Vor einiger Zeit entdeckte man die sogenannte Flackhelfer-Generation. Das waren diejenigen, die noch nicht im Kriege waren, aber schon am Ende, oft von der Schule weg, an den Waffen zuhause tätig wurden und einiges erlebten, besonderes, wie andere nicht. Leute, die später überlebten und wichtig wurden, obwohl sie den Tod erlebt hatten. Von eigener Zeugenschaft, auch der Verwandlung in Gegnerschaften zum Kriege, beeinflusst, durch Erinnerungen naher Schuld und Opfer. Deren schnelle Empörung gegen den Krieg konnte sich ändern in spätere Nachdenklichkeiten.
Aber es gibt auch jene,
die den Krieg als Kind erlebten. Deren Kindheit der Krieg war. Denen der Krieg
Kindheit wurde. Und das ist hier in Nossendorf geschehen.
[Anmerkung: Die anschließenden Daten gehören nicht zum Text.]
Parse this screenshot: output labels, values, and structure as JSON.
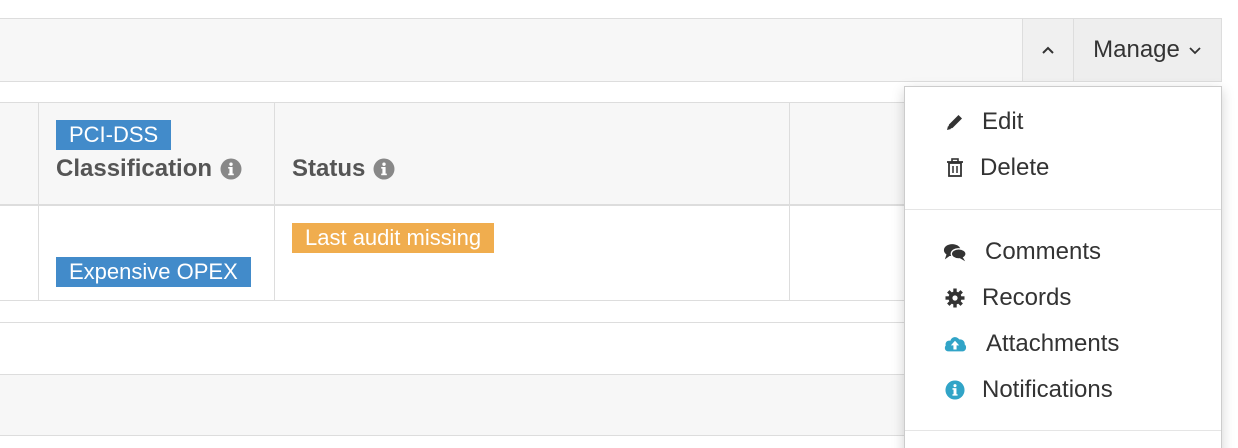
{
  "panel": {
    "collapse_icon": "chevron-up-icon",
    "manage_label": "Manage"
  },
  "table": {
    "headers": [
      {
        "label": "Classification",
        "icon": "info-circle-icon"
      },
      {
        "label": "Status",
        "icon": "info-circle-icon"
      }
    ],
    "row": {
      "classification_tags": [
        "PCI-DSS",
        "Expensive OPEX"
      ],
      "status_tags": [
        "Last audit missing"
      ]
    }
  },
  "dropdown": {
    "group1": [
      {
        "label": "Edit",
        "icon": "pencil-icon"
      },
      {
        "label": "Delete",
        "icon": "trash-icon"
      }
    ],
    "group2": [
      {
        "label": "Comments",
        "icon": "comments-icon"
      },
      {
        "label": "Records",
        "icon": "gear-icon"
      },
      {
        "label": "Attachments",
        "icon": "cloud-upload-icon"
      },
      {
        "label": "Notifications",
        "icon": "info-circle-icon"
      }
    ]
  },
  "colors": {
    "tag_blue": "#428bca",
    "tag_orange": "#f0ad4e",
    "icon_teal": "#31a4c7",
    "header_bg": "#f7f7f7",
    "border": "#dddddd"
  }
}
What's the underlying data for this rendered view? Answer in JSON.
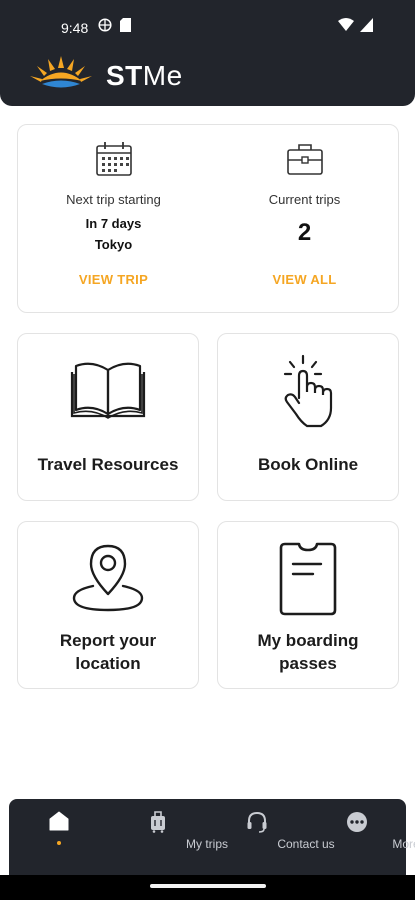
{
  "status_bar": {
    "time": "9:48",
    "left_icons": [
      "vpn-globe-icon",
      "sim-card-icon"
    ],
    "right_icons": [
      "wifi-icon",
      "cell-signal-icon"
    ]
  },
  "app": {
    "logo_text_bold": "ST",
    "logo_text_regular": "Me",
    "accent_color": "#f5a623",
    "header_color": "#22252c"
  },
  "trips_card": {
    "next_trip": {
      "icon": "calendar-icon",
      "label": "Next trip starting",
      "when": "In 7 days",
      "where": "Tokyo",
      "action": "VIEW TRIP"
    },
    "current_trips": {
      "icon": "briefcase-icon",
      "label": "Current trips",
      "count": "2",
      "action": "VIEW ALL"
    }
  },
  "tiles": {
    "travel_resources": {
      "icon": "book-icon",
      "line1": "Travel Resources"
    },
    "book_online": {
      "icon": "tap-hand-icon",
      "line1": "Book Online"
    },
    "report_location": {
      "icon": "location-pin-icon",
      "line1": "Report your",
      "line2": "location"
    },
    "boarding_passes": {
      "icon": "boarding-pass-icon",
      "line1": "My boarding",
      "line2": "passes"
    }
  },
  "bottom_nav": {
    "items": [
      {
        "icon": "home-icon",
        "label": "",
        "active": true
      },
      {
        "icon": "luggage-icon",
        "label": "My trips"
      },
      {
        "icon": "headset-icon",
        "label": "Contact us"
      },
      {
        "icon": "more-dots-icon",
        "label": "More"
      }
    ]
  }
}
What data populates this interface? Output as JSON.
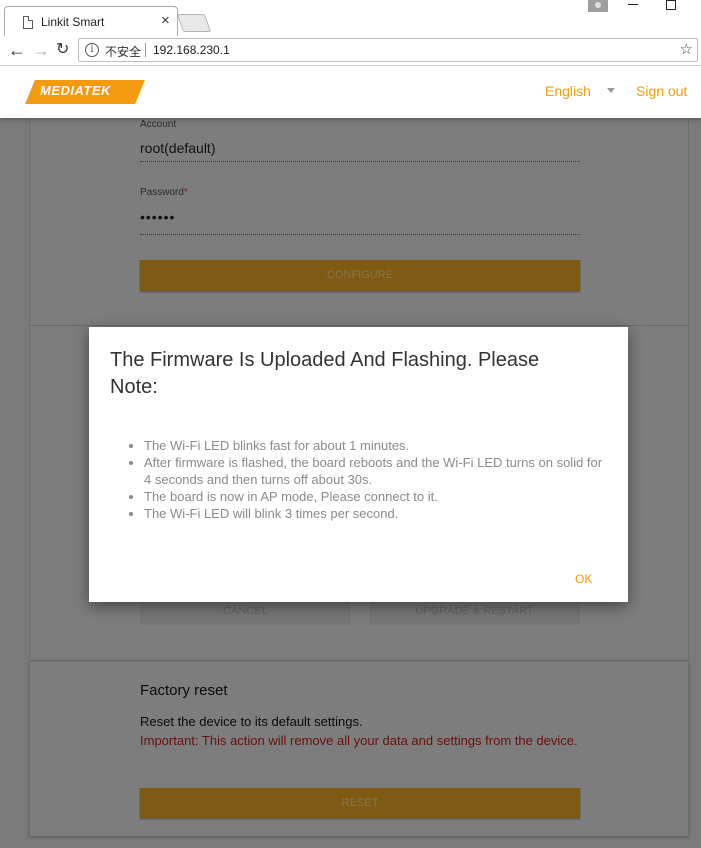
{
  "browser": {
    "tab_title": "Linkit Smart",
    "tab_close": "×",
    "security_label": "不安全",
    "url": "192.168.230.1",
    "min_glyph": "—",
    "max_glyph": "☐"
  },
  "header": {
    "logo_text": "MEDIATEK",
    "language": "English",
    "sign_out": "Sign out",
    "accent_color": "#f0a000"
  },
  "account_form": {
    "account_label": "Account",
    "account_value": "root(default)",
    "password_label": "Password",
    "password_required": "*",
    "password_value": "••••••",
    "configure_button": "CONFIGURE"
  },
  "firmware_section": {
    "cancel_button": "CANCEL",
    "upgrade_button": "UPGRADE & RESTART"
  },
  "factory_reset": {
    "title": "Factory reset",
    "description": "Reset the device to its default settings.",
    "warning": "Important: This action will remove all your data and settings from the device.",
    "reset_button": "RESET"
  },
  "dialog": {
    "title": "The Firmware Is Uploaded And Flashing. Please Note:",
    "items": [
      "The Wi-Fi LED blinks fast for about 1 minutes.",
      "After firmware is flashed, the board reboots and the Wi-Fi LED turns on solid for 4 seconds and then turns off about 30s.",
      "The board is now in AP mode, Please connect to it.",
      "The Wi-Fi LED will blink 3 times per second."
    ],
    "ok_button": "OK"
  }
}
Für alle, die
ich kenne, die mit mir aufwuchsen. Und das ist wieder ein anderer Fall.
Wir begrüssten die Abzeichen des Winterhilswerks, wie kleine Puppen,
aus Porzellan mit Märchenfiguren oder Vögel und historische Geistesgrössen
des Reichs, Runen und Trachten, zum Anstecken oder Bernsteinanhänger,
zum Sammeln und Tauschen, wir zählten die Schlachtennamen,wie heute die
Jungen Auftritte der Popkonzerte und beschrieben die Flugzeuge und Schiffe
und Kanonen, wie Spielzeug und kannten uns aus. Um uns verschwanden die Grossen,
Väter, Brüder,so der Mann des Kindermädchens Herta, die letzte
und sehr geliebte, weil noch so nahe, der in Stalingrad fiel, oder der Melker,
der nicht mehr zurückkam. Wenn sie zurückkamen, erzählten sie
abenteuerliche Dinge, waren in Uniformen, Helden der Geschichten, wie Märchen
in Natur, wo der tapfere siegt und das Gute. Das waren sie und wir.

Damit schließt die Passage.